What went wrong: a cycle in the data

That afternoon, an HR admin had reorganized a department and, through a series of edits, accidentally created a cycle: employee A's manager was set to B, and B's manager was set to A (directly, or through a longer chain A→B→C→A). The org "tree" was no longer a tree — it had a loop.

A recursive CTE assumes the structure terminates: each pass adds the next level, and eventually a pass adds nothing, so it stops. But with a cycle, the recursion keeps finding "new" rows forever — A produces B, B produces A, A produces B again — incrementing level endlessly. With UNION ALL (no dedup), nothing ever signals "we've been here before," so the query never terminates. It wasn't slow; it was non-terminating.

The fixes

1. Immediate: cycle detection in the query. PostgreSQL's CYCLE clause stops the recursion when it revisits a node:

WITH RECURSIVE org AS (
    SELECT employee_id, manager_id, 1 AS level
    FROM employees WHERE manager_id IS NULL
    UNION ALL
    SELECT e.employee_id, e.manager_id, org.level + 1
    FROM employees e
    JOIN org ON e.manager_id = org.employee_id
) CYCLE employee_id SET is_cycle USING path
SELECT * FROM org WHERE NOT is_cycle;

CYCLE employee_id SET is_cycle USING path tracks the path of visited employee_ids; when a node would repeat, it marks is_cycle = true and stops descending that branch. The query now terminates even on bad data, and you can even report which rows are part of a cycle (a useful data-quality signal). On older PostgreSQL, the same is done manually by carrying an array path and adding WHERE NOT e.employee_id = ANY(path).

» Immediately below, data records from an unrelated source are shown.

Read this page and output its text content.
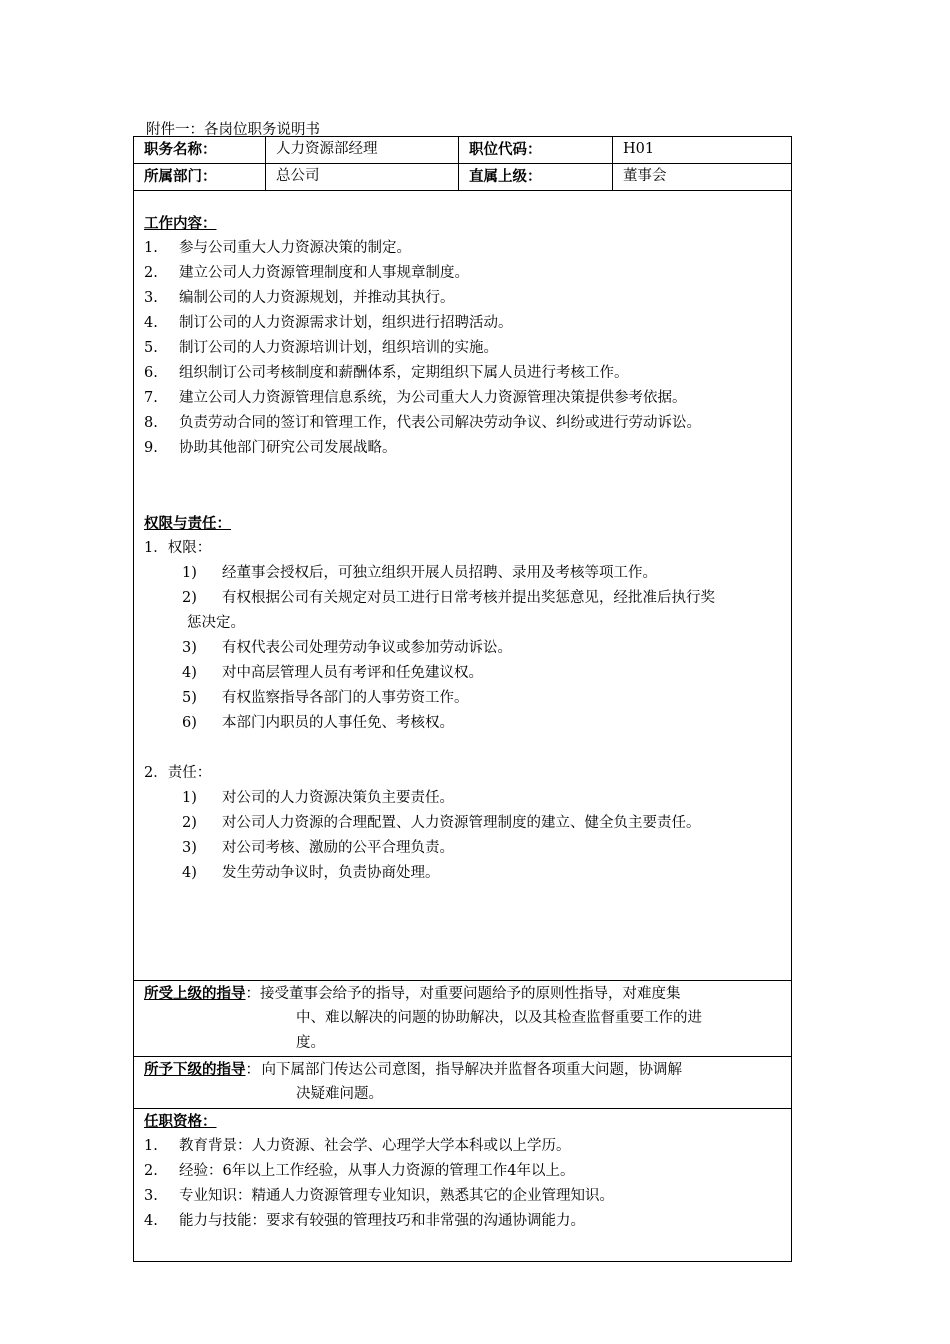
附件一：各岗位职务说明书
职务名称：	人力资源部经理	职位代码：	H01
所属部门：	总公司	直属上级：	董事会
工作内容：
1. 参与公司重大人力资源决策的制定。
2. 建立公司人力资源管理制度和人事规章制度。
3. 编制公司的人力资源规划，并推动其执行。
4. 制订公司的人力资源需求计划，组织进行招聘活动。
5. 制订公司的人力资源培训计划，组织培训的实施。
6. 组织制订公司考核制度和薪酬体系，定期组织下属人员进行考核工作。
7. 建立公司人力资源管理信息系统，为公司重大人力资源管理决策提供参考依据。
8. 负责劳动合同的签订和管理工作，代表公司解决劳动争议、纠纷或进行劳动诉讼。
9. 协助其他部门研究公司发展战略。
权限与责任：
1．权限：
1) 经董事会授权后，可独立组织开展人员招聘、录用及考核等项工作。
2) 有权根据公司有关规定对员工进行日常考核并提出奖惩意见，经批准后执行奖
惩决定。
3) 有权代表公司处理劳动争议或参加劳动诉讼。
4) 对中高层管理人员有考评和任免建议权。
5) 有权监察指导各部门的人事劳资工作。
6) 本部门内职员的人事任免、考核权。
2．责任：
1) 对公司的人力资源决策负主要责任。
2) 对公司人力资源的合理配置、人力资源管理制度的建立、健全负主要责任。
3) 对公司考核、激励的公平合理负责。
4) 发生劳动争议时，负责协商处理。
所受上级的指导：接受董事会给予的指导，对重要问题给予的原则性指导，对难度集
中、难以解决的问题的协助解决，以及其检查监督重要工作的进
度。
所予下级的指导： 向下属部门传达公司意图，指导解决并监督各项重大问题，协调解
决疑难问题。
任职资格：
1. 教育背景：人力资源、社会学、心理学大学本科或以上学历。
2. 经验：6年以上工作经验，从事人力资源的管理工作4年以上。
3. 专业知识：精通人力资源管理专业知识，熟悉其它的企业管理知识。
4. 能力与技能：要求有较强的管理技巧和非常强的沟通协调能力。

2. A depth-limit safety net. Independently, a WHERE level < 100 guard ensures no recursion can run away, regardless of cause — cheap insurance for any recursive query over real-world data.

3. The real fix: prevent the cycle in the data. A cycle in an org chart is invalid by definition — nobody can be their own (transitive) manager. The robust solution is to stop the bad state from being stored at all. The team added validation (a trigger / application-level check, since a simple CHECK constraint can't see other rows) that rejects any manager_id update which would create a cycle. Now the data can't loop, and the query is safe by construction.

The analysis

  1. Recursion assumes termination; cycles break that assumption. A recursive CTE over a structure that's supposed to be acyclic (a tree/DAG) will loop forever if the data accidentally forms a cycle. The query was correct; the data violated an invariant the query relied on.

  2. UNION ALL won't save you from cycles. Because it doesn't deduplicate, it can't notice that it's revisiting a node. You need explicit cycle detection (the CYCLE clause or a path array) — or a depth cap.

  3. Defend at two layers. Guard the query (CYCLE clause / depth limit) so a bad row can't hang your job, and guard the data (validation preventing cycles) so the bad state never exists. Query guards keep you running; data guards keep you correct. (This is the recurring theme: integrity belongs in the database/design, not just in each query.)

  4. A "never touched" query can still break. The query hadn't changed in years — but it depended on a data invariant that a routine HR edit silently violated. Code is only as safe as the assumptions it makes about its data; making those assumptions enforced is what prevents the 2 a.m. page.

  5. Cycle detection is also a data-quality tool. Selecting the rows where is_cycle is true tells you exactly which records form the loop — turning "the job hangs" into "employees 14 and 27 reference each other; fix the data."

Discussion questions

  1. Explain precisely why a cycle makes the recursive CTE non-terminating, and why UNION ALL doesn't help.
  2. What does the CYCLE clause do? How does the manual path-array approach achieve the same thing?
  3. Why add both a query-level guard and a data-level validation? What does each protect against?
  4. A simple CHECK constraint can't prevent this cycle. Why not, and what mechanism can?
  5. ⭐ How could you turn cycle detection into a proactive data-quality report that runs before the org-chart job?